Wir liefen weiter, trafen auf Geschwister oder auf einen Guro, der uns Erwachsene immer wieder an den Schutz der mühsam angelegten Beete erinnerte. Es war eine glatte Unterstellung, anzunehmen, wir könnten die Pflanzen zertreten.

Dann setzten wir uns wie viele andere an den kleinen klaren See und schauten bald auf die Fische, bald auf den kleinen Bildschirm des Armbandcomputers. Teth redete immer noch.

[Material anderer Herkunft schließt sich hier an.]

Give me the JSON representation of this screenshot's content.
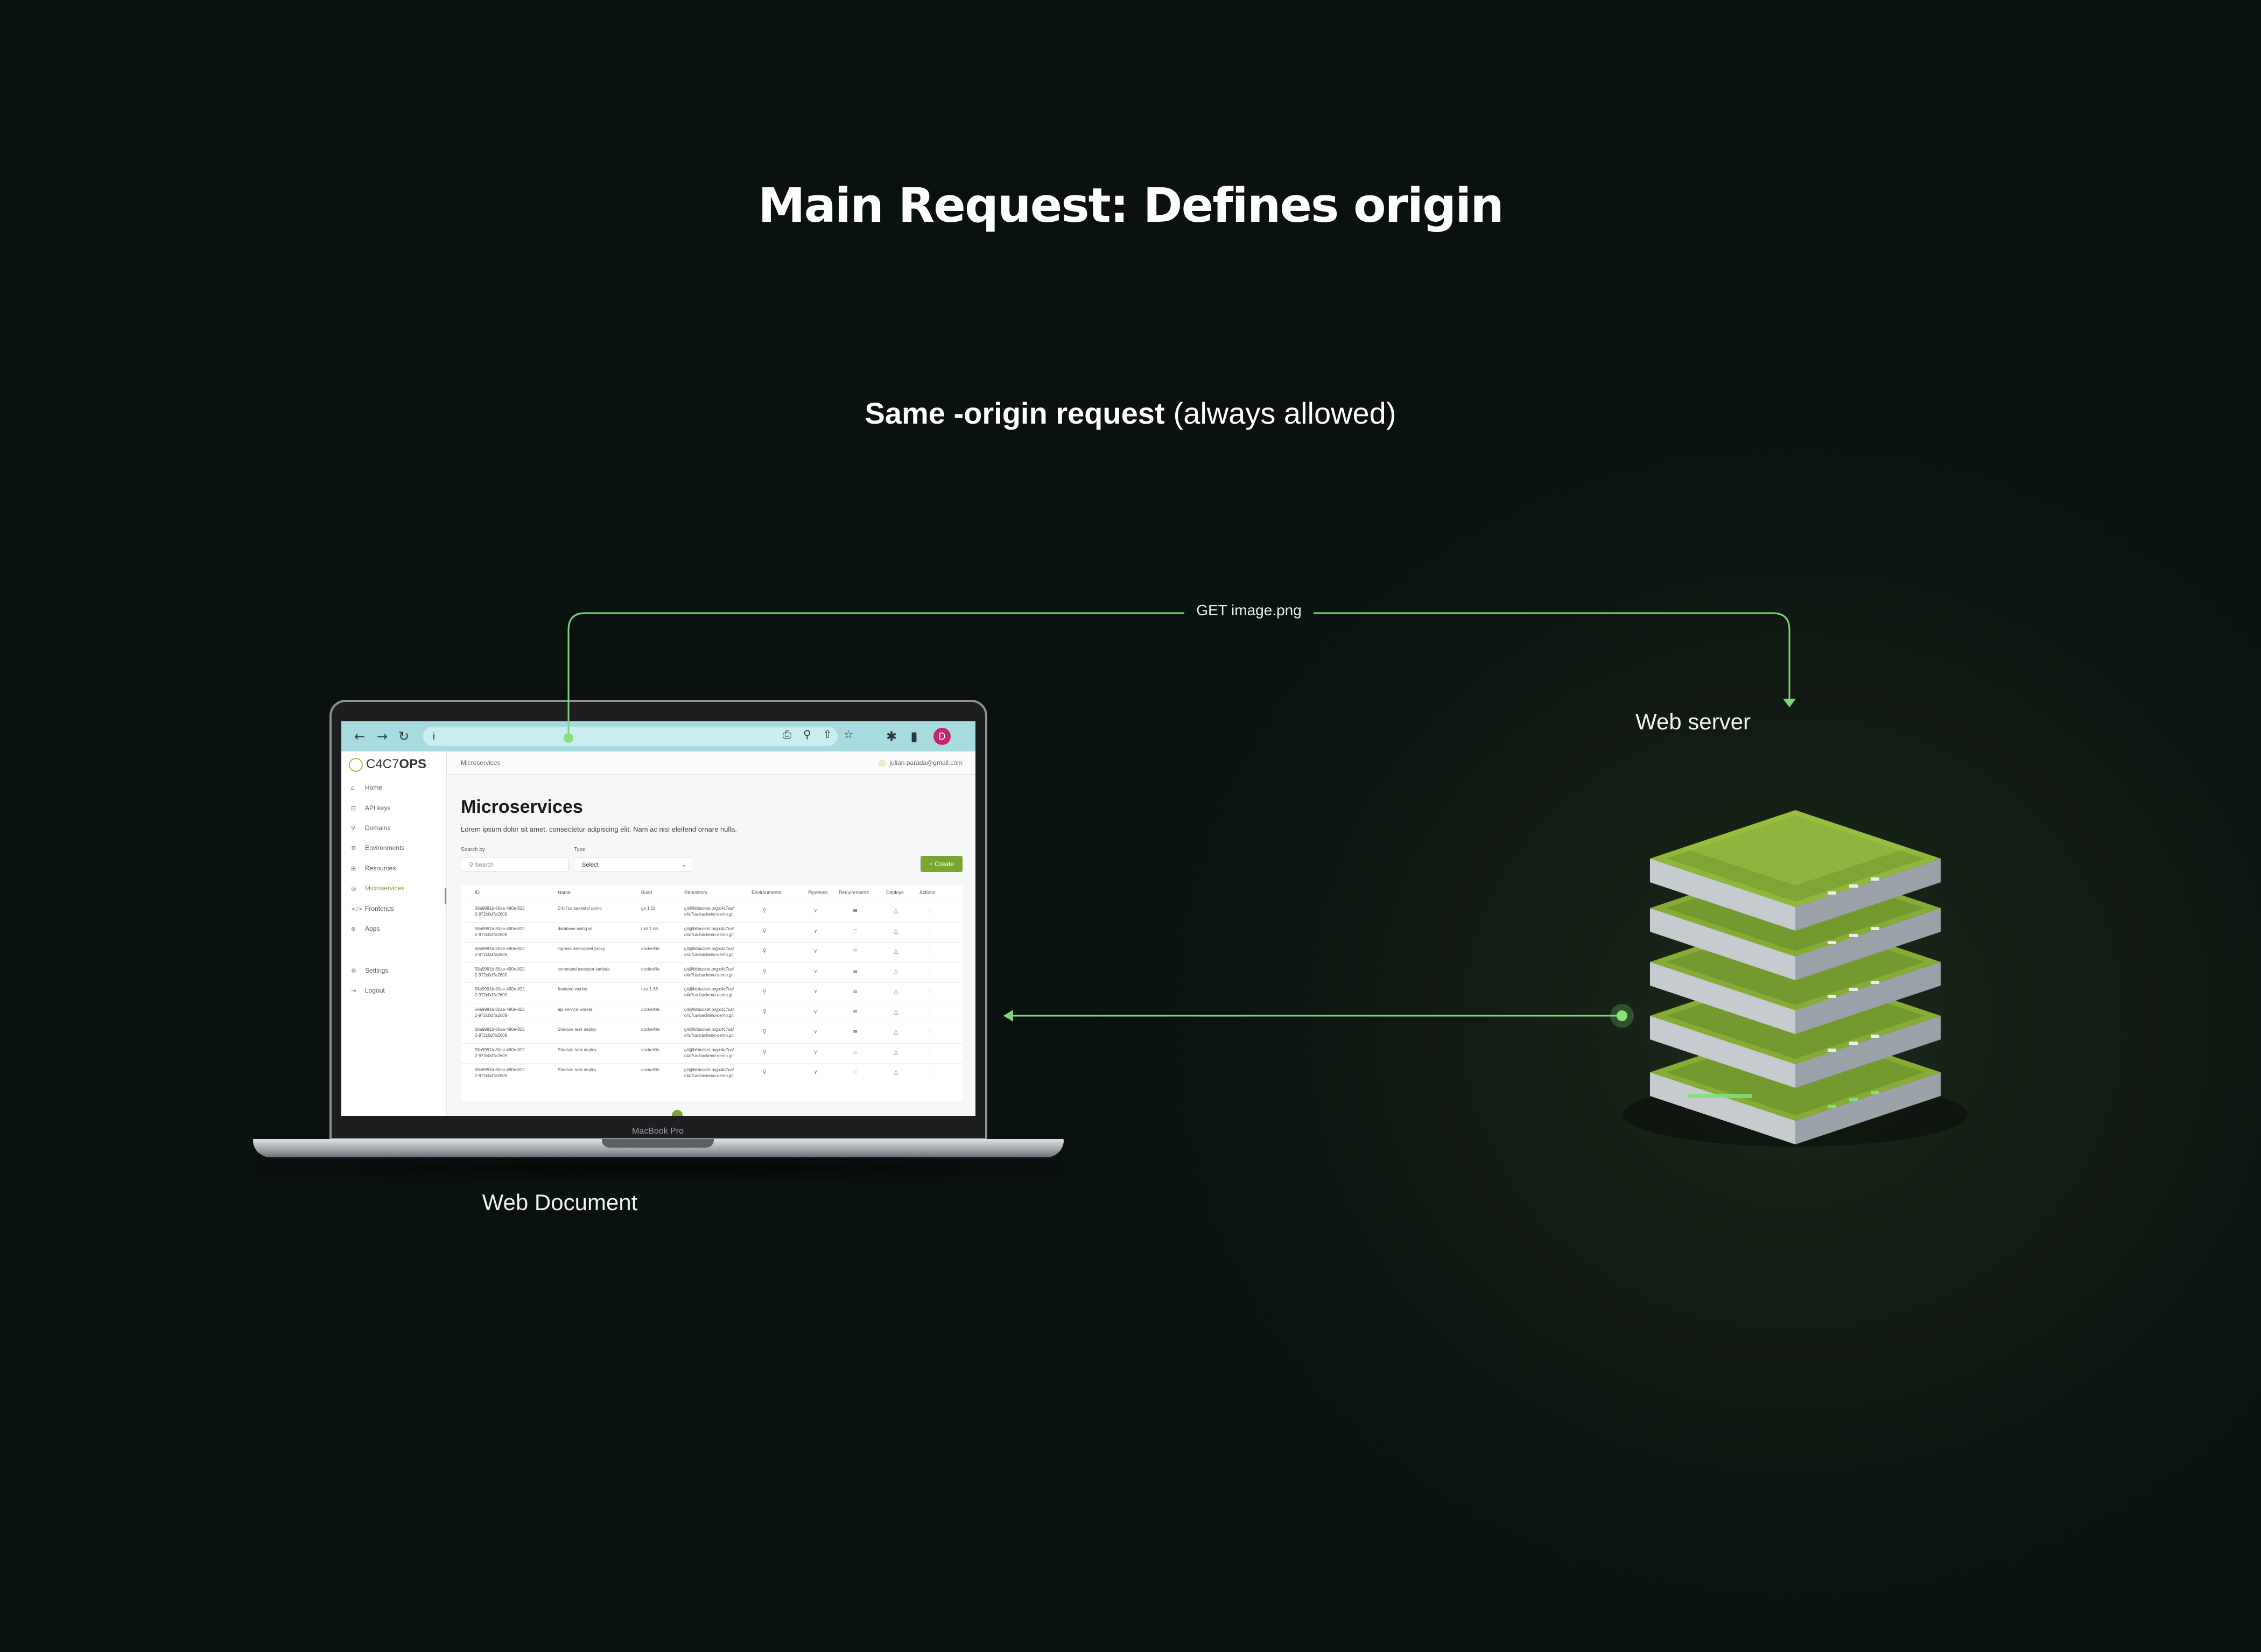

Ich unterbrach ihn. „Es gibt noch andere Projekte, Teth. Andymon wird besiedelt, und ich bin froh darüber, freue mich mit dir und unseren Geschwistern. Aber in unserer Galaxis kreisen Millionen Planeten, die kein Leben tragen und auf denen nie welches entstehen wird. Mit all unseren Kräften haben wir einen winzigen Punkt der toten Unendlichkeit belebt. Vielleicht können wir das Leben, so wie wir es jetzt über Andymon ausbreiten, weiter in unsere Milchstraße tragen. Was hältst du davon, Teth, Schiffe wie das unsrige zu bauen und auszusenden?“

„Ideen hast du, Beth! Ich…, nein, du hast recht, es gibt so viele Sterne. Aber laß mich doch erst einmal das heutige Ereignis verkraften, ich kann jetzt an nichts anderes denken als an Szinas Baby.“

Eine Stimme erklang hinter unserem Rücken, wir drehten uns um. Resth stand da, ziemlich eindrucksvoll mit seinen breiten Schultern und dem welligen braunen Haar. Trotz seiner Jugend drückte sein Gesicht ernste Entschlossenheit aus. Wie die anderen Siedler trug er sowenig Kleidung wie möglich: Sandalen, Shorts, ein offenes, kurzärmliges Hemd.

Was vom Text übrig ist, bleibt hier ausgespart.